Mientras las ventanas de los pueblos dan lugar a vastas extensiones de campo, las de la ciudad dan a calles abarrotadas; algunos recuerdan melancólicos el río Eresma mientras otros caminan ensimismados por Gran Vía. Algunos llevamos aquí unas semanas, otros unos años, y puede que algunos nunca se hayan marchado. Sin embargo, aunque algún lector no esté cambiando de la pequeñísima ciudad de Segovia hacia la capital española, seguro que tiene presente la analogía con algún otro momento de su vida.
Resulta interesante el trueque que hacemos al cambiar de pueblo a ciudad o viceversa. Cambiamos un poquito de todo: un poco de naturaleza por unas tiendas más; unos saludos personalizados por salir a la calle en pijama y sin que nadie sepa quién eres; cambiamos el saberlo todo de todos por el que nadie sepa nada de ti; cambiamos la cercanía forzada por las horas en el metro; y cambiamos las sensaciones.
Dejemos para lo último, el choque que nos ha producido a la mayoría, encontrarnos con cámaras de reconocimiento facial para entrar al campus madrileño. En vez, primero caminemos por las calles de Madrid. Las aceras están abarrotadas de bares, ahora que tenemos buen tiempo, dándonos a escoger entre algo más vintage, moderno o vegano; y elegir si queremos tener vistas hacia un parque, a las calles principales, u ocultarnos en el interior. Sin embargo, ya no tenemos esa sensación de “hogar” que nos proveía Segovia, tras unos meses los camareros de las pocas cafeterías nos llamaban por el nombre, y las caras de las vendedoras se nos hacían conocidas. Algunos dicen: “Finalmente podemos salir de fiesta a muchas más discotecas”. Mientras otros recuerdan: “Ahora será imposible encontrarnos todos en el mismo sitio”. Ambos tienen razón, ambos presentan cosas que tuvimos y cosas que tenemos. La pequeña ciudad invitaba a hablar con todos, la gran ciudad nos cubre en anonimato.
Entonces llegamos a María de Molina o Velázquez o alguna de las muchas localizaciones de la Universidad en Madrid y se hace un abismo. Mientras que en Segovia teníamos dos posibles entradas, ahora ni siquiera encontramos el edificio correcto. Cuando en Segovia nos quejábamos por subir 3 pisos en escaleras, Madrid nos hace esperar más de 5 minutos por el ascensor que nos lleve al piso número 8. Antes se nos hacía imposible evitarnos unos a otros por los pasillos o en la cafetería, y ahora tenemos que contrastar las clases y reservar hora con antelación para poder ir a por un café. Así, Madrid y Segovia se complementan. Parece que Segovia nos daba mayor comodidad; sin embargo, no es siempre así. Ahora podemos visitar Starbucks fuera de la universidad, ver películas en cines en inglés y asistir a eventos sin tener que ir una hora en bus.

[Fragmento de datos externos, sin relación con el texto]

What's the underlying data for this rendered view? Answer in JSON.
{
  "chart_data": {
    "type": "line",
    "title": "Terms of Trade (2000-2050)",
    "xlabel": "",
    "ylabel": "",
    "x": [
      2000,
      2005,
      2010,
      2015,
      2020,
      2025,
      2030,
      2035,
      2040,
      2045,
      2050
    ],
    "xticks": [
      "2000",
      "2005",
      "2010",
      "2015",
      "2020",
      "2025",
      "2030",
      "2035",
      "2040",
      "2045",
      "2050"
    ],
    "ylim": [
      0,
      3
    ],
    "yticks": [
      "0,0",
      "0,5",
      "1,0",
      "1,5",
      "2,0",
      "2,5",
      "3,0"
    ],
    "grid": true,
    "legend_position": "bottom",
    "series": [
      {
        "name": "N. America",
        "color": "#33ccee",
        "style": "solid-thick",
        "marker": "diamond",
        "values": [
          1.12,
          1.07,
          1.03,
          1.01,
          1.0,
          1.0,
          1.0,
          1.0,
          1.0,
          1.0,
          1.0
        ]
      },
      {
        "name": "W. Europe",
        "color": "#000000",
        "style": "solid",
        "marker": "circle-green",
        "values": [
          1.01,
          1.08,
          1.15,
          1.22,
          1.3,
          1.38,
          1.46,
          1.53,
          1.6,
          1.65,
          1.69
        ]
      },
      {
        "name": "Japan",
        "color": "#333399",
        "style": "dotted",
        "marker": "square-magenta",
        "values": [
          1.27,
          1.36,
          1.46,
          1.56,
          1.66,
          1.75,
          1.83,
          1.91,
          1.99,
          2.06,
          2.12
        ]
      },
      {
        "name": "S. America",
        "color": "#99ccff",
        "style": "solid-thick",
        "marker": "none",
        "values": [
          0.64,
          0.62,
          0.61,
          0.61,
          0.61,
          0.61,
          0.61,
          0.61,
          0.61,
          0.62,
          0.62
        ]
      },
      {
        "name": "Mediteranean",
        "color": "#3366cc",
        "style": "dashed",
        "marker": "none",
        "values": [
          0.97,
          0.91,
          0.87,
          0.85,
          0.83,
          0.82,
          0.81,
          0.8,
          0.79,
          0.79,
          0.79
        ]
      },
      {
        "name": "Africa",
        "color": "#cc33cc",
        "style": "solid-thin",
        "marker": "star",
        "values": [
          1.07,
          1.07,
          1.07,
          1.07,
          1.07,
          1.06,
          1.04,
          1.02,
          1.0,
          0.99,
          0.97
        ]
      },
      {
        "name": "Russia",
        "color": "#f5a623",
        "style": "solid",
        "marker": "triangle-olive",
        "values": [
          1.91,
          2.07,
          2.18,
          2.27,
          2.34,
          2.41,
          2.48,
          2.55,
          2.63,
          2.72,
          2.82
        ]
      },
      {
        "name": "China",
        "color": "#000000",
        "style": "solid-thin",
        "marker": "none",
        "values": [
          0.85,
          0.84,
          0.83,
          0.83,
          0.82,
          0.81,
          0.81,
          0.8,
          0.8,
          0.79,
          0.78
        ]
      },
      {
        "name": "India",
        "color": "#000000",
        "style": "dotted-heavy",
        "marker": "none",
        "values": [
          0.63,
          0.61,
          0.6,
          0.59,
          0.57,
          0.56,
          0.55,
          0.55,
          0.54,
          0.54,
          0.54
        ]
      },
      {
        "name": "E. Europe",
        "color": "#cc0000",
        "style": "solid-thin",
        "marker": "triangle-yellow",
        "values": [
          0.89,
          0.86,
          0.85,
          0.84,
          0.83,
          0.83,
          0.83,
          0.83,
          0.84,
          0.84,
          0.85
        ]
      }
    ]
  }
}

Más por el cambio, que por mejorar; más por conocer que por liberarnos; y más por crecer que por independizarnos, hemos aprendido a movernos en una ciudad nueva. Ya resultan normal los empujones en el metro, las caminatas por Madrid, el anonimato de la ciudad. Ya todos hablamos de Segovia con cierta melancolía mientras vemos crecer la quinta torre y caminamos por Retiro.